Release your anger, release your mind, release your job, release your artists from lengthy record deals, that's the ask today in Sacramento, where the California Senate will hold its first hearing on a bill that would end the record industry's exemption from the state's seven-year limit on personal service contracts.

Labels, not surprisingly, think this is a bad idea and they have economists on their side. Artists and their advocates think it's a great idea and they have economists on their side.
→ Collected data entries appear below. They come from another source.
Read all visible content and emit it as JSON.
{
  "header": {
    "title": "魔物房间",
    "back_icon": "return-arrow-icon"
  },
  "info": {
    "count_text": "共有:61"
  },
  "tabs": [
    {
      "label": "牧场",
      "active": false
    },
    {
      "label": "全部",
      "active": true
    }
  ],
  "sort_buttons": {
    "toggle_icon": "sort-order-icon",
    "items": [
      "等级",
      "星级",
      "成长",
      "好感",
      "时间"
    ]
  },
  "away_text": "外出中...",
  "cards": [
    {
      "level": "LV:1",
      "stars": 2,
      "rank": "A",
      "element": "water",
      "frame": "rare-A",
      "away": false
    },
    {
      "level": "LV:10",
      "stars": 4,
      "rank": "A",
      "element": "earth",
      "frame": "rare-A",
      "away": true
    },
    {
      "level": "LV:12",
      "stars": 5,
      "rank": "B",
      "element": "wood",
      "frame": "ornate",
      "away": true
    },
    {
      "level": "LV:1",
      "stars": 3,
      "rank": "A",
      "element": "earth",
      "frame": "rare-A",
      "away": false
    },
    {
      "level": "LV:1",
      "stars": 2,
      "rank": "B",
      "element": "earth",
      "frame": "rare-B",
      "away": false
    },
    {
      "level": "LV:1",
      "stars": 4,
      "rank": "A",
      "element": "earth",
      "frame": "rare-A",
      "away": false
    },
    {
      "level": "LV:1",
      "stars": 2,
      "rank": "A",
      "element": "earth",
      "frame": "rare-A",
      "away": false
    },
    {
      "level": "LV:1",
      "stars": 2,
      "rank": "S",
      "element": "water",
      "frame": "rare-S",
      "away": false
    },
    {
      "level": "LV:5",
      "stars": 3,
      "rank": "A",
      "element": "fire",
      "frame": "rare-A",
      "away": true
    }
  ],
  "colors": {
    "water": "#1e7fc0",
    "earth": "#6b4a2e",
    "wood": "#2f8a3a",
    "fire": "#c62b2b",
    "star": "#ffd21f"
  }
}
The bill under discussion is the FAIR (Free Artists from Industry Restrictions) Act, which would repeal a 1987 amendment to the state's 1944 Seven-Year Statute that says recording artists are technically free to walk away from their contracts after seven years like everyone else in the state—but their labels can then sue them for lost revenue and other damages if they haven't delivered all the albums they were contractually bound to deliver in those seven years. (Spoiler alert: The typical artist, not being KING GIZZARD & THE LIZARD WIZARD, can't deliver the number of albums a typical seven-year deal asks them to deliver in seven years.)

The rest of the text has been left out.